June 18, 2020
By Bill Pumford, Image from Bill Pumford Collection
TITLE: SKYFOREST FOX FARMS: This week’s image is a real photo of a silver fox. During the 1920’s and into the early 1950’s the raising of foxes for their pelts was the second largest industry in the San Bernardino Mountains; cattle ranching being the first. At its height there were 27 fox farms operating between Skyforest and Big Bear. Fox coats were very popular in the United States during this period and this helped expand the industry here. The mountains provided a good environment for fox farms with the elevation and weather which helped minimize fleas – a major pest for foxes. In 1924 Bernard Rice purchased property off Kuffel Canyon Road in Skyforest and started the Arrowhead Silver Fox Farm. Most of the initial effort was in raising breeding pairs of foxes from which pelts would be later harvested. In 1928 Bernard Rice moved to Big Bear where weather was even more conducive for fox farming.
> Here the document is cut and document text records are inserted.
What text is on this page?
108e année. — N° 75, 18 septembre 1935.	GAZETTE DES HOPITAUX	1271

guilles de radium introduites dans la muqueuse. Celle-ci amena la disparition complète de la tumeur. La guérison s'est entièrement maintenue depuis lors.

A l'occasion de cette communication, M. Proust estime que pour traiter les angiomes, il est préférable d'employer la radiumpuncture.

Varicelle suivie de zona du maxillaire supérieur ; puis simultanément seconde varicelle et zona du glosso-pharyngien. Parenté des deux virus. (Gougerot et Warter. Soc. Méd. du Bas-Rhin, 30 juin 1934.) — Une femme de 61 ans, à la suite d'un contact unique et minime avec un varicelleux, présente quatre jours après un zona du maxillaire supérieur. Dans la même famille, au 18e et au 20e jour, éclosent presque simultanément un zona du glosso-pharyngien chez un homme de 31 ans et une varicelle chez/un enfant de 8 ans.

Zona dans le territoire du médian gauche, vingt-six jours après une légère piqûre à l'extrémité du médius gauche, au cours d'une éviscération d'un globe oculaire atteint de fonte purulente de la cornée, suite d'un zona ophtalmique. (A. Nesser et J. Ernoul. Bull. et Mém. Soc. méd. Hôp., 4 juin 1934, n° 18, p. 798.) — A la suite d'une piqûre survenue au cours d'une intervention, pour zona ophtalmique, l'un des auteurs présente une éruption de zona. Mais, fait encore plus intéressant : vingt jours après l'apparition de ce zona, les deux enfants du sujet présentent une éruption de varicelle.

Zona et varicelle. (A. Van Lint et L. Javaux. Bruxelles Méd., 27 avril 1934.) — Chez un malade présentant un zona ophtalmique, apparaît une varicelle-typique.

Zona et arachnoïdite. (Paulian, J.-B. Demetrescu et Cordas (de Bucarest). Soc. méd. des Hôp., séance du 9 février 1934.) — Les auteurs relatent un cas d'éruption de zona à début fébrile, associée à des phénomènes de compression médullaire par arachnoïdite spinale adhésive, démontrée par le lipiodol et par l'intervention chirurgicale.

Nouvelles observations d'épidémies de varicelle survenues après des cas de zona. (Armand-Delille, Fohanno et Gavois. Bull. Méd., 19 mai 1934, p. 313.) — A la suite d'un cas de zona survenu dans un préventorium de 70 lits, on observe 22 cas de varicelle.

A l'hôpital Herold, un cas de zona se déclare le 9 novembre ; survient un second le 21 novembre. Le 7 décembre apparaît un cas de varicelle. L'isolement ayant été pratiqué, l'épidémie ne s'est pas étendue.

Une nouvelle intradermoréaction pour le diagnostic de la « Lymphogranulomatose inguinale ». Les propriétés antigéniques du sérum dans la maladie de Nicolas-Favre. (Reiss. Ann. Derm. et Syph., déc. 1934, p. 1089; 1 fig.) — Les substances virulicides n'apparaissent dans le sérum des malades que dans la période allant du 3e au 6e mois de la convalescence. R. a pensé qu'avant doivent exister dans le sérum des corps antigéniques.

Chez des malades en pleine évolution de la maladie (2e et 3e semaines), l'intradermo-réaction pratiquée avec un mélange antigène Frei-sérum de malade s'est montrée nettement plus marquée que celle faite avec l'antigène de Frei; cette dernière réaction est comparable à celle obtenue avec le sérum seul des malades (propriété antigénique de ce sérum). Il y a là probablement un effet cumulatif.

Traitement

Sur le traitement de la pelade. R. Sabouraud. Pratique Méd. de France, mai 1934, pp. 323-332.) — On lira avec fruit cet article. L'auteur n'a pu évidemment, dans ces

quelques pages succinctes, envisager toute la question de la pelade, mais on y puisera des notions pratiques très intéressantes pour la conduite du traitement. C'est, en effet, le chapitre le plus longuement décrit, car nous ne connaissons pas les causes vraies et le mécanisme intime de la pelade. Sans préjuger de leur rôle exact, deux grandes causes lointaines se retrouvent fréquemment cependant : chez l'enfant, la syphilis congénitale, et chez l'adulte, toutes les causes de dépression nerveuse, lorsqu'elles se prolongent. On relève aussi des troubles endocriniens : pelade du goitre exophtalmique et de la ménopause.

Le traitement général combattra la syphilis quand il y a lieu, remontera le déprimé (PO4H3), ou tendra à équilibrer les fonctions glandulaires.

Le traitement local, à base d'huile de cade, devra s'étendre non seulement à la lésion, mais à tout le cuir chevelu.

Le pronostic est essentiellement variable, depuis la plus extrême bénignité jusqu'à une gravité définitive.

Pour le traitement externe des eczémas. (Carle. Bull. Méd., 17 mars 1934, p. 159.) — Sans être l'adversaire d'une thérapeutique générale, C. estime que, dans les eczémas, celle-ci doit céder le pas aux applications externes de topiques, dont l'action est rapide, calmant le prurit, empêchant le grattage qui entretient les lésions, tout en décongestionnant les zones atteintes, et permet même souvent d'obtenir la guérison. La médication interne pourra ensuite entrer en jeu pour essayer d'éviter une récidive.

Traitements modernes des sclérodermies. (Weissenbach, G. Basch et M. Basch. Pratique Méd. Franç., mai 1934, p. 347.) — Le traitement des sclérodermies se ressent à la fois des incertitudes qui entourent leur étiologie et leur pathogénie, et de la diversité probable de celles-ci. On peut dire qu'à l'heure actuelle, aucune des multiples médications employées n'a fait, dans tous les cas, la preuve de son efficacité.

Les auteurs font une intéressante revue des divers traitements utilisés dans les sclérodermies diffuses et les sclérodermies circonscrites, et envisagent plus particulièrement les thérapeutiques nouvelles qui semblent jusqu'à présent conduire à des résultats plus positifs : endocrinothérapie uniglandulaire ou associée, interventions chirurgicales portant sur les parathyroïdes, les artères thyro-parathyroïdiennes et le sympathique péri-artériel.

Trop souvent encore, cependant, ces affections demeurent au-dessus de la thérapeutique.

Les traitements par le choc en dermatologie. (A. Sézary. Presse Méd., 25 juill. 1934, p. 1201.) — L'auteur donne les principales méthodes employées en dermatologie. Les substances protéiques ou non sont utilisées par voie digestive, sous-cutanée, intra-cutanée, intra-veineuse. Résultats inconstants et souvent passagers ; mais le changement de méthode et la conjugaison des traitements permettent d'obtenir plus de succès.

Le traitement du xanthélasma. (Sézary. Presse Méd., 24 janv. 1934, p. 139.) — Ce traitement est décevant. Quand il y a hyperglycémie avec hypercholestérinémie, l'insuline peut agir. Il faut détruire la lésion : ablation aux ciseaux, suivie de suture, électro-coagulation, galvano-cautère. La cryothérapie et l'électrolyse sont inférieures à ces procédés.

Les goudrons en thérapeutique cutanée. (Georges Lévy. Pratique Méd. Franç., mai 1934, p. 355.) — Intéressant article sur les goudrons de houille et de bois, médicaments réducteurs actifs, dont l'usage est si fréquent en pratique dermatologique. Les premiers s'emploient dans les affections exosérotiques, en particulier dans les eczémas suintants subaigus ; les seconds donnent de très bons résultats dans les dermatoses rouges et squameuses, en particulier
Fred and Elizabeth Obri acquired the Arrowhead Silver Fox Farm property, including the fox pens. It eventually came to be known as the Obri Fox Farm and the Obris became a popular couple in Skyforest. In 1932 a barbeque was held at the Obri Fox Farm to support a local Democrat running for the California Assembly. During the summer the fox farm was often open to visitors and, with the cubs just leaving their nests, provided great entertainment. Litters average four pups but there could be as many as eleven. It was not always easy to raise foxes. In January of 1930 Fred and two companions had to use snowshoes to bring in 300 pounds of meat for his 52 foxes to keep them alive. In August of 1944 Fred Obri died of what was considered to be a broken heart two days after being notified that his son, Ensign Norman Obri, died in a plane crash during World War II. By 1955 the Walter Clark Memorial Community Church acquired the property.